DIALOGUE WITH LABOR LEADERS
Despite recent falls, commodity prices are still high by historical standards (see Chart 1) and are expected to remain near their current levels during 2009. The adverse effects of the high prices are compounded by fallout from the global financial crisis, which is stifling investment in low-income countries and damaging trade.
Discussion on the impact of high food and fuel prices was part of a series of meetings, held January 13-16 in Washington, D.C., at a time of bleak economic news for many countries. The meetings are part of a dialogue over several years between representatives of the International Trade Union Confederation (ITUC) and the Bretton Woods institutions—biennial high-level meetings have taken place since 2002.
More than 100 delegates, including from Global Unions Group and its constituent unions, met with IMF and World Bank staff. The four days of ITUC meetings were highlighted by three major events: a seminar with the IMF Executive Board, a meeting with IMF Managing Director Dominique Strauss-Kahn, and a meeting with World Bank President Robert Zoellick.
The session with the IMF Board was the first time that labor representatives had met with IMF Executive Directors.

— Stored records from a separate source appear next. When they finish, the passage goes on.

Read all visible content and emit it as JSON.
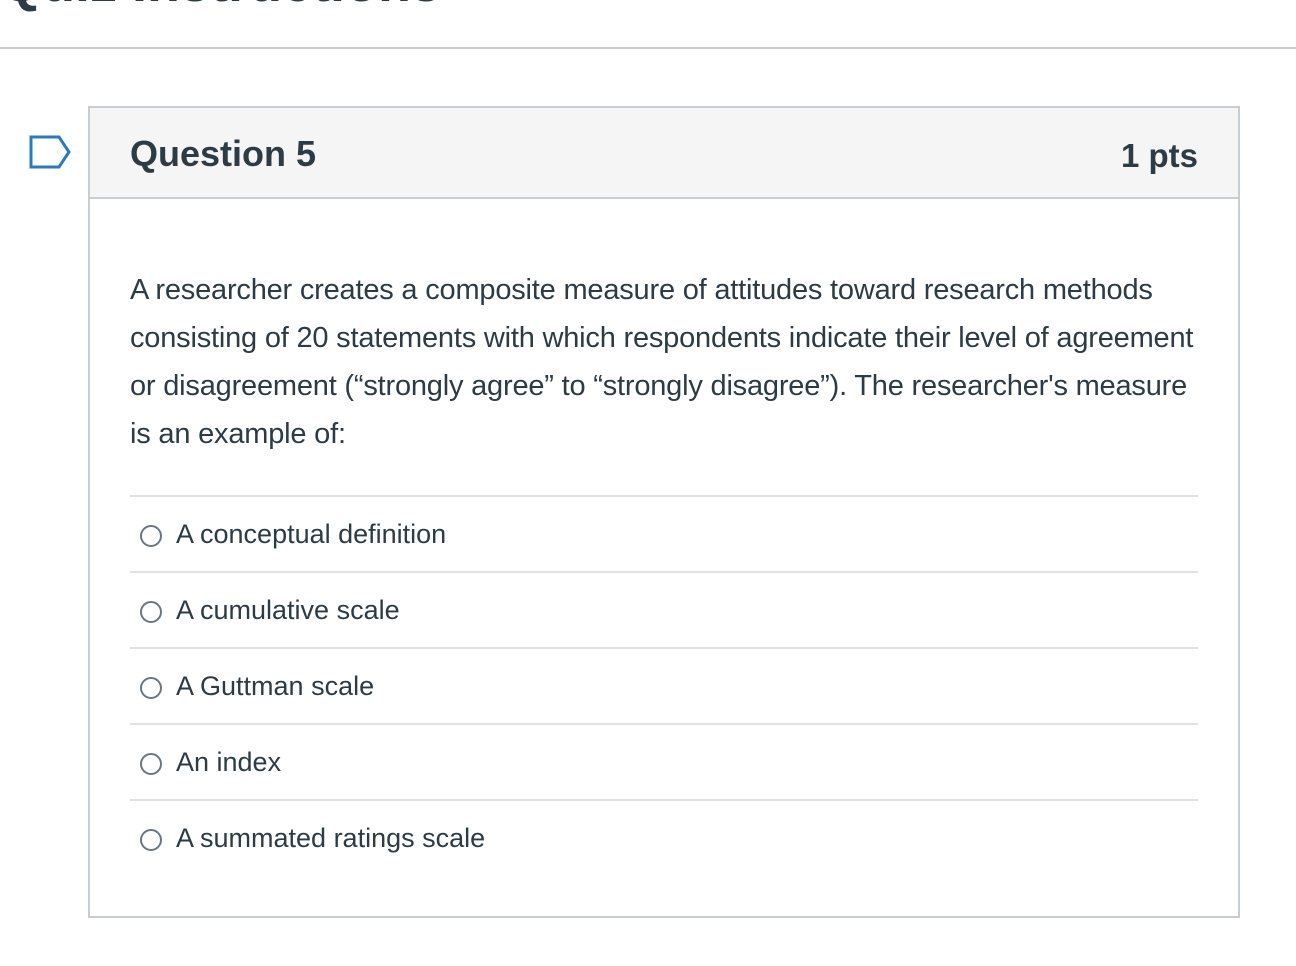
{
  "page": {
    "title": "Quiz Instructions"
  },
  "question": {
    "name": "Question 5",
    "points": "1 pts",
    "text": "A researcher creates a composite measure of attitudes toward research methods consisting of 20 statements with which respondents indicate their level of agreement or disagreement (“strongly agree” to “strongly disagree”). The researcher's measure is an example of:",
    "answers": [
      {
        "label": "A conceptual definition",
        "selected": false
      },
      {
        "label": "A cumulative scale",
        "selected": false
      },
      {
        "label": "A Guttman scale",
        "selected": false
      },
      {
        "label": "An index",
        "selected": false
      },
      {
        "label": "A summated ratings scale",
        "selected": false
      }
    ]
  },
  "icons": {
    "flag": "flag-question-icon"
  },
  "colors": {
    "text": "#2d3b45",
    "header_bg": "#f5f5f5",
    "border": "#c7cdd1",
    "flag_stroke": "#2b7abc"
  }
}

The Board seminar, chaired by Nordic Executive Director Jens Henriksson, gave labor leaders an opportunity to raise concerns about the response to the global financial crisis. Another issue of interest for the ITUC was high food and energy prices that have negatively affected many countries, particularly poor states, and for that reason a session on that topic was organized.

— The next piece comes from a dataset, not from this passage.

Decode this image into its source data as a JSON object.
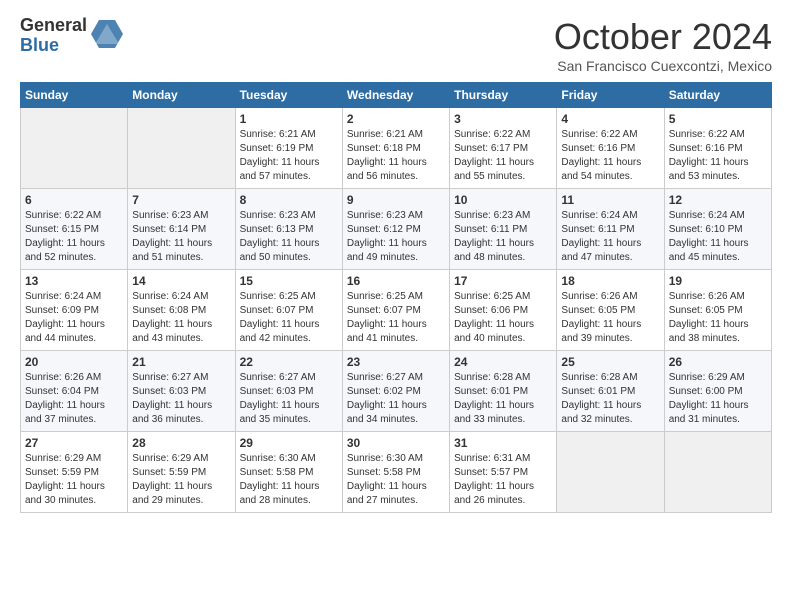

Before the commodity boom—which peaked in August 2008—low-income countries, particularly in Africa, were on an upswing. African countries had averaged more than 5 percent growth for more than five years.
Stefania Fabrizio, of the IMF's Strategy, Policy, and Review Department, noted that low-income countries' scope for countercyclical policies would depend on their individual macroeconomic and debt conditions as well as availability of financing. As that scope is likely to be limited for many, assistance from donors would be crucial.

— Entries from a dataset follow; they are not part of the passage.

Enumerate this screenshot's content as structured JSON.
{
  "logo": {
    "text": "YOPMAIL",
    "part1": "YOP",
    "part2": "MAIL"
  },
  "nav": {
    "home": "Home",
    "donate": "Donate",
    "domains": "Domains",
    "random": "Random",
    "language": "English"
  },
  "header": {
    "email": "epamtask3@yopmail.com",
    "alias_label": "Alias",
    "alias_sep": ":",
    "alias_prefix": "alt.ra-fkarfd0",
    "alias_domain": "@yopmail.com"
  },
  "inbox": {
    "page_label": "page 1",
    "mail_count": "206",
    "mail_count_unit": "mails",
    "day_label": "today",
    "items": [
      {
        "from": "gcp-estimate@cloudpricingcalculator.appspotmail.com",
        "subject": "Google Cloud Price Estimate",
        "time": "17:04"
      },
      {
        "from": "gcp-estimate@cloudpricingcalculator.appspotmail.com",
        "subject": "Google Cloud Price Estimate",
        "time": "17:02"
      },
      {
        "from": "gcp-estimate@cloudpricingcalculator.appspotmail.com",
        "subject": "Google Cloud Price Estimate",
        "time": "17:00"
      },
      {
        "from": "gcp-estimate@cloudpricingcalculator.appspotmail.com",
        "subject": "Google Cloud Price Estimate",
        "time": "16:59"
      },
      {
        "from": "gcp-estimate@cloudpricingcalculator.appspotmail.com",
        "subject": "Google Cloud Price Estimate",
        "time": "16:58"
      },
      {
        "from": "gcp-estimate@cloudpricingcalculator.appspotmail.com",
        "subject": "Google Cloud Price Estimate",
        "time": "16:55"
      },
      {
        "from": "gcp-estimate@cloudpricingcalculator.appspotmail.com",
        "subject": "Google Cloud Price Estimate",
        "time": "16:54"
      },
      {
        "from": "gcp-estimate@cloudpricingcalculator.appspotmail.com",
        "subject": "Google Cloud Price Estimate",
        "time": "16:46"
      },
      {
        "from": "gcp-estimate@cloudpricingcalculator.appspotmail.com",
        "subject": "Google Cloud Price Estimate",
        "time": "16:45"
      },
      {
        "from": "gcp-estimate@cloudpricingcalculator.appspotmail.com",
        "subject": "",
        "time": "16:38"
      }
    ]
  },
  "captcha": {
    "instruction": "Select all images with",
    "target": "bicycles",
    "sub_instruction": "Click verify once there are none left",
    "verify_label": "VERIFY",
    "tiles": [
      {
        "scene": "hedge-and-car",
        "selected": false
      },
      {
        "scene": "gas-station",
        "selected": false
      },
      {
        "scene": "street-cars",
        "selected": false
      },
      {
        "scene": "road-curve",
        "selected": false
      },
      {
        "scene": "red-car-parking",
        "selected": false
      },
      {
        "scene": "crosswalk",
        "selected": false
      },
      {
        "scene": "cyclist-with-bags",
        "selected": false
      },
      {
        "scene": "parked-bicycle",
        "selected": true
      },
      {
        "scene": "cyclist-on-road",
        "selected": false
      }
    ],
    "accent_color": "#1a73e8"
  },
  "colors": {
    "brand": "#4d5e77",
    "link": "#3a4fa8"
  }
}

The IMF has urged the international community not to let the current focus on the global financial crisis result in a decline in aid to the world's most vulnerable nations or obscure attention to other urgent issues affecting low-income countries.
Inflation on the decline
For many poor countries, high food and energy costs have already had a significant negative impact—especially on the poor, even though inflation is now on the decline (see Chart 2).
Measures to limit adverse price effects—such as fuel subsidies, tax cuts, and higher public sector wages—have cost on average the equivalent of 0.7 percent of GDP, as of September 2008. Fabrizio pointed out that the IMF has identified 26 low-income countries that are economically vulnerable—that is, with international reserves covering less than three months' imports.
World Bank economist Hassan Zaman, part of the Global Expert Team on Safety Nets, stated that local food prices in many countries remained high despite the falls in prices on international markets. The World Bank has estimated that high food prices would push 100 million people into destitution, increasing global poverty by 3-5 percentage points, and having a serious impact on those already poor. He warned that previous crises had shown that high food prices could increase malnutrition and affect schooling.
One of the main points of agreement at the session was on social expenditure. Several labor leaders called for the IMF and World Bank to help increase social spending by boosting financial assistance.
Zaman and Fabrizio said that countries needed to create "fiscal space"—room in their budgets to finance social safety nets—to have the resources to boost pro-poor spending. While Zaman provided specifics on measures to be taken (such as investing to develop household databases and other criteria to target those most in need, and appointing a "safety net czar" to oversee policy implementation) Fabrizio pointed out that recent IMF-supported programs, for example in Pakistan and Ukraine, had included social conditionality that explicitly addressed protection for the poor.
Several labor leaders said subsidies for the poor should be increased. Zaman said that while the Bretton Woods institutions were not against them, it was important to ensure that they were targeted to benefit those most in need, instead of offering general subsidies that often boosted the incomes of those well above the poverty line.
Flexible exchange rates
Fabrizio stressed that the IMF was ready to provide advice and financial assistance to countries experiencing difficulties. She checked off a series of suggestions in the macroeconomic arena that country authorities should try to implement. They included:
• Strengthen social safety nets, such as welfare benefits
• Allow flexible exchange rates to function as shock absorbers
• Exercise a vigilant monetary policy to arrest inflationary pressures arising from deteriorated terms of trade and a related depreciating exchange rate, and
• Be vigilant in supervising the financial system.
On the possibility of borrowing from the IMF, Fabrizio mentioned that 25 countries had programs supported by the Poverty Reduction and Growth Facility, and that a further four had tapped the IMF's Exogenous Shocks Facility.